A self-confessed science nerd, Allen was studying for a Masters degree in neuroscience and playing competitive tennis but sought a “more simple release”. She tried trail running in 2013 and “things just clicked”. She felt it was what she was meant to do. After her fall, she didn’t know if she would ever recover to be an elite athlete again. But without it, who was she?
During her recovery she spoke to a sports psychologist, who helped her develop a sense of self worth that did not depend on competition. She now feels the ordeal gave her the opportunity to rediscover why she loves running and has made her a better athlete – as well as a better person.

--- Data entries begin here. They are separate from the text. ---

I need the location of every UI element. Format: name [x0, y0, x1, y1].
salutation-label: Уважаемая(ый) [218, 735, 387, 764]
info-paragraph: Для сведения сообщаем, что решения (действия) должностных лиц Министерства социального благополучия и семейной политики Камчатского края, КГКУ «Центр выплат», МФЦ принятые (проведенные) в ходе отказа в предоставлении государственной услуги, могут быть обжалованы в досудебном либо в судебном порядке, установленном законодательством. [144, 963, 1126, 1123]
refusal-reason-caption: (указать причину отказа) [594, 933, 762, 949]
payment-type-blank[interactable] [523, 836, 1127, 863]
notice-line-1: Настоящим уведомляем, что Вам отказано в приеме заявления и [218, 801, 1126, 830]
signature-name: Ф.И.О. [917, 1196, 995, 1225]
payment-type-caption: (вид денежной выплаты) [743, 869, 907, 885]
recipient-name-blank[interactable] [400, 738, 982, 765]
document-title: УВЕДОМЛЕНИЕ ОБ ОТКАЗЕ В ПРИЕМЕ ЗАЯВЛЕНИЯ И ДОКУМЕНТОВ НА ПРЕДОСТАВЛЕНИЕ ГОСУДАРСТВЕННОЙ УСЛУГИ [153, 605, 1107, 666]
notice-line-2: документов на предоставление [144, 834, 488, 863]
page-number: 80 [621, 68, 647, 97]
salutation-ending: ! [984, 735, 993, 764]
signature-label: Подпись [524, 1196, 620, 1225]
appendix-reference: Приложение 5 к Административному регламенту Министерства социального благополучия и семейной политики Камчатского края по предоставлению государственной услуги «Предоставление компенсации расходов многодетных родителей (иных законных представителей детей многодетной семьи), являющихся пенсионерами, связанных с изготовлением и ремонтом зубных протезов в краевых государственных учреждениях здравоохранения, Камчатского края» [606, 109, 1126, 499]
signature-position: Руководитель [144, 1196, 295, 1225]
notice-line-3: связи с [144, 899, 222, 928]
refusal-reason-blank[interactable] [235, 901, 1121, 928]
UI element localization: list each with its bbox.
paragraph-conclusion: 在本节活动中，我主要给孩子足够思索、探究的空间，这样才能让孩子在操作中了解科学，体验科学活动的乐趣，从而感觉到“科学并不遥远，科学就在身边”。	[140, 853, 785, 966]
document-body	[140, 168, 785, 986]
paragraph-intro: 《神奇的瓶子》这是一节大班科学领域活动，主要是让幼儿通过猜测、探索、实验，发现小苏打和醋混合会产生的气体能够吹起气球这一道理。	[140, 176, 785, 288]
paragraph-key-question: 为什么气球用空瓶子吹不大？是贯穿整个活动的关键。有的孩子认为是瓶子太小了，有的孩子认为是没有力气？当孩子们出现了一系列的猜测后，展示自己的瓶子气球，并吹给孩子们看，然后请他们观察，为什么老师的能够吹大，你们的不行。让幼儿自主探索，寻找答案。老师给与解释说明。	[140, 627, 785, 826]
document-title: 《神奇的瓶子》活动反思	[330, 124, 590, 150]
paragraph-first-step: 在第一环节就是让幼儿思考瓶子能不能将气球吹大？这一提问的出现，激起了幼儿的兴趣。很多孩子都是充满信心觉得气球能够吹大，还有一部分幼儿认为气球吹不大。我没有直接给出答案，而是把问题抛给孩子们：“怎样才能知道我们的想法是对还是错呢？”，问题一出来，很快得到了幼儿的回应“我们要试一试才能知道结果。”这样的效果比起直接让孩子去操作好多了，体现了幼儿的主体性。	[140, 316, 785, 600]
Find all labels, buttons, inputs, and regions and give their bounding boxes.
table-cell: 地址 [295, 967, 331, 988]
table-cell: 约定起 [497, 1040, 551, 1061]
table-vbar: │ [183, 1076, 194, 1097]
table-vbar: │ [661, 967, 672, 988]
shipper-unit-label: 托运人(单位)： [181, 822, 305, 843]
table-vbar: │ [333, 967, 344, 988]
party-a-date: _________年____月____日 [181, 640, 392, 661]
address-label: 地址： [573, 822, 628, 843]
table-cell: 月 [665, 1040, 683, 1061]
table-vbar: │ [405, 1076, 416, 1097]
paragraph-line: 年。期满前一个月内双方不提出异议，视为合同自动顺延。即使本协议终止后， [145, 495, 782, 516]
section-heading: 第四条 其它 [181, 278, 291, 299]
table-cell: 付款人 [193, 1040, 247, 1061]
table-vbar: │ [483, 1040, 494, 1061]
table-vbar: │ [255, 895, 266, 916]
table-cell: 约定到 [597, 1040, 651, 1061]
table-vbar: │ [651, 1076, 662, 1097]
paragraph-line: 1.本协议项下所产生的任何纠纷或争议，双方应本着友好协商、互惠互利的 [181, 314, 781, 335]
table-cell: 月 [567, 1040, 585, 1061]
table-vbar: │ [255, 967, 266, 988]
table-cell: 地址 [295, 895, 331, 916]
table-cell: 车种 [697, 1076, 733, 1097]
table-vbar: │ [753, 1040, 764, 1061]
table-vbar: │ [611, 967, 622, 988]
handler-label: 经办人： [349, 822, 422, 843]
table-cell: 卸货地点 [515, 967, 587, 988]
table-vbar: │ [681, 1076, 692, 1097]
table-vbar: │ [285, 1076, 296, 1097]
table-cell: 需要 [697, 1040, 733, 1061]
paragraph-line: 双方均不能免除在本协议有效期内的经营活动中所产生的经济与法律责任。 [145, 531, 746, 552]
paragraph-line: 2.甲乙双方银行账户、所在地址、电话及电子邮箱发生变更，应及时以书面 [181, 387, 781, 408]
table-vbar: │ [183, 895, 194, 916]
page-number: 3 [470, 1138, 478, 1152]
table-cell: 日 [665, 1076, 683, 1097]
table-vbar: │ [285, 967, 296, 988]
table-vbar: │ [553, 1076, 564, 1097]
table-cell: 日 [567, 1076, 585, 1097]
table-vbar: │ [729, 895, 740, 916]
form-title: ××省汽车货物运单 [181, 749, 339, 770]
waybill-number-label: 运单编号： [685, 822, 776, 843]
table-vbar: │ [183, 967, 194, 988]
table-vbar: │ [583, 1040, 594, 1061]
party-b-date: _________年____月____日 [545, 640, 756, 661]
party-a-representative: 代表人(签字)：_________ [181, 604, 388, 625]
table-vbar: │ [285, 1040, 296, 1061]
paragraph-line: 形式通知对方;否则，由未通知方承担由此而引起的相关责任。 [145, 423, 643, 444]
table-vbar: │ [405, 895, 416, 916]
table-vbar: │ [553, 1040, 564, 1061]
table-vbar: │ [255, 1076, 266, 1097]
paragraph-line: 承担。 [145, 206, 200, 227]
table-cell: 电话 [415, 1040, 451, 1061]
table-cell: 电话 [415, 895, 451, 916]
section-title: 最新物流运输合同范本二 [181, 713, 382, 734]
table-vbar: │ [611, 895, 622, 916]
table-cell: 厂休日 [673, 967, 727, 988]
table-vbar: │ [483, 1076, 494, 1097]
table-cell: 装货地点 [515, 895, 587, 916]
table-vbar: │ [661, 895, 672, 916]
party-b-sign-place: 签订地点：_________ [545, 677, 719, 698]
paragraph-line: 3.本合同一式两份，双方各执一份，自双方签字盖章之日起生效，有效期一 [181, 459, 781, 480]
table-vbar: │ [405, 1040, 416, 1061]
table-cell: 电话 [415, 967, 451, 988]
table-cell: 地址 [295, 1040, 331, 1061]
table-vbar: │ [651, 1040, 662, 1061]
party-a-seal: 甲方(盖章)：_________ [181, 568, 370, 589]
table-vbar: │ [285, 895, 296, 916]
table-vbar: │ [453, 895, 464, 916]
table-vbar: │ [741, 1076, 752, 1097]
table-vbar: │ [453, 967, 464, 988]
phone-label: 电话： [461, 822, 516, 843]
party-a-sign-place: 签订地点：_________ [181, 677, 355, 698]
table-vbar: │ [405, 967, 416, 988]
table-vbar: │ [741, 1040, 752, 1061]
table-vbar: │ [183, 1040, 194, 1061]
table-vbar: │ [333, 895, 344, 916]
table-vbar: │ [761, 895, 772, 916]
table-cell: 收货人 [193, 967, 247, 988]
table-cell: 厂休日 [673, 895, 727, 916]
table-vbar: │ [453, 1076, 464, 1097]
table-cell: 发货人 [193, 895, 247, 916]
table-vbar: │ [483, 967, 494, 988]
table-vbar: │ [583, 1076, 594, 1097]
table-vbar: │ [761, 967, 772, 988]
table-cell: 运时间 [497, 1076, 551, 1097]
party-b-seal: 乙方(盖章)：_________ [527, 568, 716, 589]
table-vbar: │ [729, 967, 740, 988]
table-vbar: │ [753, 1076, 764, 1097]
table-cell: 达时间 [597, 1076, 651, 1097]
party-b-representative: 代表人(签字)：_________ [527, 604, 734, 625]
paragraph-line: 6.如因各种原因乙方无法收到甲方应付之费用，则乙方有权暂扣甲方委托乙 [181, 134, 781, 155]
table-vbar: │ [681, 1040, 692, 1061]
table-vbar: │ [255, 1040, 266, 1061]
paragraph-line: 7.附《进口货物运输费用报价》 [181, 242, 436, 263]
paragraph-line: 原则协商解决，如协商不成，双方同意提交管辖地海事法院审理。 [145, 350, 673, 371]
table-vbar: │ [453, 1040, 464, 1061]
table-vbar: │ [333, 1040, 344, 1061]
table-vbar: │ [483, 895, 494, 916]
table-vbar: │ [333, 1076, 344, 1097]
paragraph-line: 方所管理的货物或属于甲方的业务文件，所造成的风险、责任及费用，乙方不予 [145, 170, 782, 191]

She’s found a new sport (gravel riding), is trying different types of training and running further than she’s run before. In August she came second in one of the Ultra Trail du Mont Blanc races, the 145km Traces des Ducs de Savoie.
“It’s shown me what I’m capable of from this new perspective of ‘I don’t care if I win’,” she says.
“It’s given me more perspective, more depth. I’ve got more freedom to discover what works for me, how far I can push myself, to learn more about myself – and I wouldn’t trade that for anything.
“People call me brave. I don’t necessarily think that. Yeah, I’m stubborn. I like doing hard things, facing my fears and finding a way through, finding solutions in situations that seem impossible.
“Hopefully that’s what I’m now defined by – my character and integrity. Life is hard and if I can help others confront the challenges they face then that surpasses anything I achieve in running.”